De fait, une commission mixte constituée des représentants du Mindef, des ministères des Finances (Minfi), de l’Economie, du Plan et de l’Aménagement du territoire (Minepat) avait été mise sur pied à cet effet, et dont un représentant de Poly Technologies et de l’ambassade du Cameroun à Pékin étaient membres, entre autres. En outre, une sous-commission technique d’évaluation présidée par le général Pierre Njine Djonkam, conseiller logistique au Mindef, avait été instituée avec, entre autres membres, «obligatoirement», un représentant de la Caisse Autonome d’amortissement (CAA), un représentant de l’Etat-major particulier du chef de l’Etat, l’attaché militaire à Pékin etc. Ces structures ont marqué leur préférence pour les marchés de gré à gré (sans appel d’offre) «compte tenue de la sensibilité» du matériel militaire.
L’ex-ministre indique en effet que les quatre marchés constituant le contrat litigieux ont tous été validés aussi bien par la présidence de la République que par l’Etat-major particulier du chef de l’Etat à travers leurs visas. A ce sujet, l’accusé dit avoir échangé plusieurs lettres avec Paul Biya durant les négociations… regrettant ne pouvoir les verser aux débats. «C’est pour dire que rien de cette importance n’est signée au Mindef sans l’autorisation expresse du chef de l’Etat […] Il ne s’est pas agi d’une manœuvre personnelle de ma part, menée de manière subreptice».
Avec insistance, M. Mebe Ngo’o s’est indigné des allégations du parquet, qu’il a qualifié de «gravissimes» et «mensongères», et selon lesquelles il s’est rendu «clandestinement» en Chine conclure le contrat litigieux mettant l’Etat «devant le fait accompli». «Je ‘m’inquiète des déclarations mensongères que le ministre délégué à la présidence en charge de la Défense a pu partir du Cameroun avec les hauts membres du commandement et de l’état-major particulier du chef de l’Etat. On veut me faire croire que le chef de l’Etat n’est pas au courant que j’étais allé en Chine. J’ai les ordres de missions y afférents. Je demande au ministère public de retirer immédiatement cette accusation». Selon lui, Paul Biya «est l’homme le plus renseigné» mais aussi le «véritable ministre de la Défense».

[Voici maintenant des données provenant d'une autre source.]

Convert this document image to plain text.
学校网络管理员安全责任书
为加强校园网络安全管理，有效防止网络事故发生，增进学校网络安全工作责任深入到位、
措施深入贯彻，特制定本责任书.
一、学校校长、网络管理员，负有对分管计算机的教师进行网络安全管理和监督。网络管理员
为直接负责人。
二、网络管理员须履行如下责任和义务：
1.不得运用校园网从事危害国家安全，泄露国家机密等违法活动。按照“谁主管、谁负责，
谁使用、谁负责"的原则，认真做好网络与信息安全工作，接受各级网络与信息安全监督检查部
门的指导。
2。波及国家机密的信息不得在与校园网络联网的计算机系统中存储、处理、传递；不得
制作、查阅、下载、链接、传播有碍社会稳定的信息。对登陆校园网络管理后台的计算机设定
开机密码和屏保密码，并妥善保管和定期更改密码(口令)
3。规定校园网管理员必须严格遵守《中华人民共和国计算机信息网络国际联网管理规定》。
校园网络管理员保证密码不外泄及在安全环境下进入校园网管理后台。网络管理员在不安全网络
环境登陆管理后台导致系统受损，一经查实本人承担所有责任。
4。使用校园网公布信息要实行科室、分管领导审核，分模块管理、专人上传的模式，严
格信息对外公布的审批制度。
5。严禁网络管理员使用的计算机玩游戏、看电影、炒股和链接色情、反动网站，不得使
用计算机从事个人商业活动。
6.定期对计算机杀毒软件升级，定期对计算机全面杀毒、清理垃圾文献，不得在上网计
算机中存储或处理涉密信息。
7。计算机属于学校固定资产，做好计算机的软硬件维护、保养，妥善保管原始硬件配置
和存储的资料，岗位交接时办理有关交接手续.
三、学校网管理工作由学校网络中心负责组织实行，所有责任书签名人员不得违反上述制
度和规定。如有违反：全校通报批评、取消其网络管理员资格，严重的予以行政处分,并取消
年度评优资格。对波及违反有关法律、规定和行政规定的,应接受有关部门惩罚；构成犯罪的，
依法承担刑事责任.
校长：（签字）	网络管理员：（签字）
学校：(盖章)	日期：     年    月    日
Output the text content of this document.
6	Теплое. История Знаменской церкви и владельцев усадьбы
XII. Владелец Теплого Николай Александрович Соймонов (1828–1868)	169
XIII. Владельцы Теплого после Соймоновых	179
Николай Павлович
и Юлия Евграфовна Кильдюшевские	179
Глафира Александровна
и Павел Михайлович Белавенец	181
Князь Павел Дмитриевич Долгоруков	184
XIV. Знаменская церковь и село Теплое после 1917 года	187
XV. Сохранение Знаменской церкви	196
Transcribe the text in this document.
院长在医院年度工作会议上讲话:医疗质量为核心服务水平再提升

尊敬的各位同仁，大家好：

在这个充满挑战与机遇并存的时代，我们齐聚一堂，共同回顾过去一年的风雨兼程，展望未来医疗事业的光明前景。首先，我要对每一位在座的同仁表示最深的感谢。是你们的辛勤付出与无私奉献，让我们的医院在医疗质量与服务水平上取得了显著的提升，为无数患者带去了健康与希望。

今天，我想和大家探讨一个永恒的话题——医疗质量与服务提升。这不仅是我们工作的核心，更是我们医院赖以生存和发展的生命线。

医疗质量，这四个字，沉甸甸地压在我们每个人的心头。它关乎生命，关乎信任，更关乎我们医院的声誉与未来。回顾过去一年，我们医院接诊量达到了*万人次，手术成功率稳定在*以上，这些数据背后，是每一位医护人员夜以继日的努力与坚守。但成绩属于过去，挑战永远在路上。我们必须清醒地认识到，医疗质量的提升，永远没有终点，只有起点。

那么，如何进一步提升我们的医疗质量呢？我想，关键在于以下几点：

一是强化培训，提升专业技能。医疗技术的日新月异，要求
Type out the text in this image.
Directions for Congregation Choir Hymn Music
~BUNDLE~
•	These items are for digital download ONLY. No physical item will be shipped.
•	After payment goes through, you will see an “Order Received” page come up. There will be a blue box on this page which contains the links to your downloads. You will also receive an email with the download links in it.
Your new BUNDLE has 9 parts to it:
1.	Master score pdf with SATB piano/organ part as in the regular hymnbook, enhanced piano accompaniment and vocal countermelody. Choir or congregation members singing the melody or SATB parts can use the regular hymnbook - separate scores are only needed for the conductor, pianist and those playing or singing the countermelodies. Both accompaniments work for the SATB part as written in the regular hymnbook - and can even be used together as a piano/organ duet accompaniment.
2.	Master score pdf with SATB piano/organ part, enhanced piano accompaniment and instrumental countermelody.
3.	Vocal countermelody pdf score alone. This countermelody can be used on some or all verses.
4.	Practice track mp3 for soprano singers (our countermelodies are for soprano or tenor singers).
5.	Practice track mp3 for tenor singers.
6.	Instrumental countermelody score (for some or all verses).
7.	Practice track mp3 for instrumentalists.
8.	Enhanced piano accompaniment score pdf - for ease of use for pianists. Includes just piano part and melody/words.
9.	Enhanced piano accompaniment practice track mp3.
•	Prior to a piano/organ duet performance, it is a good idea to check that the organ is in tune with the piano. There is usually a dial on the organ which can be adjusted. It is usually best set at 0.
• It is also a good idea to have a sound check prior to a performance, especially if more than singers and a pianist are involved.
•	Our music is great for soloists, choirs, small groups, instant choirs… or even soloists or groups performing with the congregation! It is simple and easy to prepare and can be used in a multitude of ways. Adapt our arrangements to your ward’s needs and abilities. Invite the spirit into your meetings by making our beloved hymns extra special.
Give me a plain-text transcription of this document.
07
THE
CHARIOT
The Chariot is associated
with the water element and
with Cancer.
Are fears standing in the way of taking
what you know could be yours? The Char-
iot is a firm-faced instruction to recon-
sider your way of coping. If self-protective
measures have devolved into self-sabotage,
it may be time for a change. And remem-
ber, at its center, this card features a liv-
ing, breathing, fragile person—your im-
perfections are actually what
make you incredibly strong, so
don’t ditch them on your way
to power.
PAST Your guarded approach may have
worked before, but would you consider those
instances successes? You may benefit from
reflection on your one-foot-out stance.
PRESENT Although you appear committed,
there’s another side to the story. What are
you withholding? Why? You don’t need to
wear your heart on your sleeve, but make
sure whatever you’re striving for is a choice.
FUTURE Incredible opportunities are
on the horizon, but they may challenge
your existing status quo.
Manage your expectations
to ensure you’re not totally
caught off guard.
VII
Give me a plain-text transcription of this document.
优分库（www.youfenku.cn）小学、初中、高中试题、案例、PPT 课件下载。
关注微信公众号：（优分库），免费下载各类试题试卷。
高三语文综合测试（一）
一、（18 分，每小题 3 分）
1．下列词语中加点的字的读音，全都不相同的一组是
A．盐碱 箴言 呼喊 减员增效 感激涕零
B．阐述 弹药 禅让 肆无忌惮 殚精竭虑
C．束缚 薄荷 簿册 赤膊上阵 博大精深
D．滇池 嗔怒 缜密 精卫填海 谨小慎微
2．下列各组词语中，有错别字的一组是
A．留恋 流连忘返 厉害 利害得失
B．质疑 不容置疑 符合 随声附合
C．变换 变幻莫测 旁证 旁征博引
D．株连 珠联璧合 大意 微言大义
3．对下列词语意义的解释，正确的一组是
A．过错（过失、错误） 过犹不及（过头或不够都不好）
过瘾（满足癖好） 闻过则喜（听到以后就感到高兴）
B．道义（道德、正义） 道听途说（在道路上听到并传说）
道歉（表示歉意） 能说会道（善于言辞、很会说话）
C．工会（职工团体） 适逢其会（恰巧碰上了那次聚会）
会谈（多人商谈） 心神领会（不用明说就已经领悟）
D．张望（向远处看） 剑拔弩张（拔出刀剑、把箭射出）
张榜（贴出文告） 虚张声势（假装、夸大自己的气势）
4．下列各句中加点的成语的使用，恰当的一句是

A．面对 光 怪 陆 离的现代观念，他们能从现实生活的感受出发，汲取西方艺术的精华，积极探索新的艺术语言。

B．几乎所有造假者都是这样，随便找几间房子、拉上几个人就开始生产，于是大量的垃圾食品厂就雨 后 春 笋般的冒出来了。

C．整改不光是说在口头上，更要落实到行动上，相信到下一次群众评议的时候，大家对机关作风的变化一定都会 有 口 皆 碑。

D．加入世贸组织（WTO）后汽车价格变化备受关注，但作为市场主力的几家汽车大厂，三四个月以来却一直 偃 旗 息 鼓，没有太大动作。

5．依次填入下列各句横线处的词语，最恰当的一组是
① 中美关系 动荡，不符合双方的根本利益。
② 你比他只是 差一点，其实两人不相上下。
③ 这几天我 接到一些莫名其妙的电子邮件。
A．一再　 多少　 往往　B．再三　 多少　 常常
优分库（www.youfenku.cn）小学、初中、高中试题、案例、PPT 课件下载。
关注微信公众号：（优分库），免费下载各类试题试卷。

Avec une pointe d’humour, l’ancien ministre révèle que «lorsqu’on est Mindef même pour aller à Mbalmayo, un week-end, il vous faut l’autorisation expresse du chef de l’Etat. Combien de fois en Chine ? En Asie ?» Il a brièvement évoqué, sans la nommer, l’affaire Eteki-Mboumoua du nom de l’ancien ministre des Affaires étrangères limogé pour «faute lourde au journal de 13h», pour avoir ratifié une convention internationale sans requérir l’autorisation préalable du chef de l’Etat. «Je suis allé en Chine par la volonté du chef de l’Etat. Avec les ordres de mission signés du secrétaire général de la présidence de la République, Laurent Esso, l’actuel Garde des Sceaux». Une précision qui a suscité une vive clameur dans la salle d’audience.
Pèlerin à Pékin
Mebe Ngo’o soutient mordicus qu’il n’était «pas un imposteur ni un pèlerin mais bel et bien un plénipotentiaire à Pékin», «munis des pouvoirs» que le chef de l’Etat lui a, lui-même, conféré «en personne». «Le chef de l’Etat m’a reçu en audience avant mon départ pour la Chine. Malheureusement, il n’y avait pas beaucoup de témoins. Au plan diplomatique, une visite de ce niveau se prépare. Je ne vais pas évoquer tous les niveaux préparatoires.» De plus, signale-t-il, «en partant de Yaoundé, l’ambassadeur de la Chine m’a salué à l’aéroport. Si on interroge les diplomates, vous verrez ce que ça signifie».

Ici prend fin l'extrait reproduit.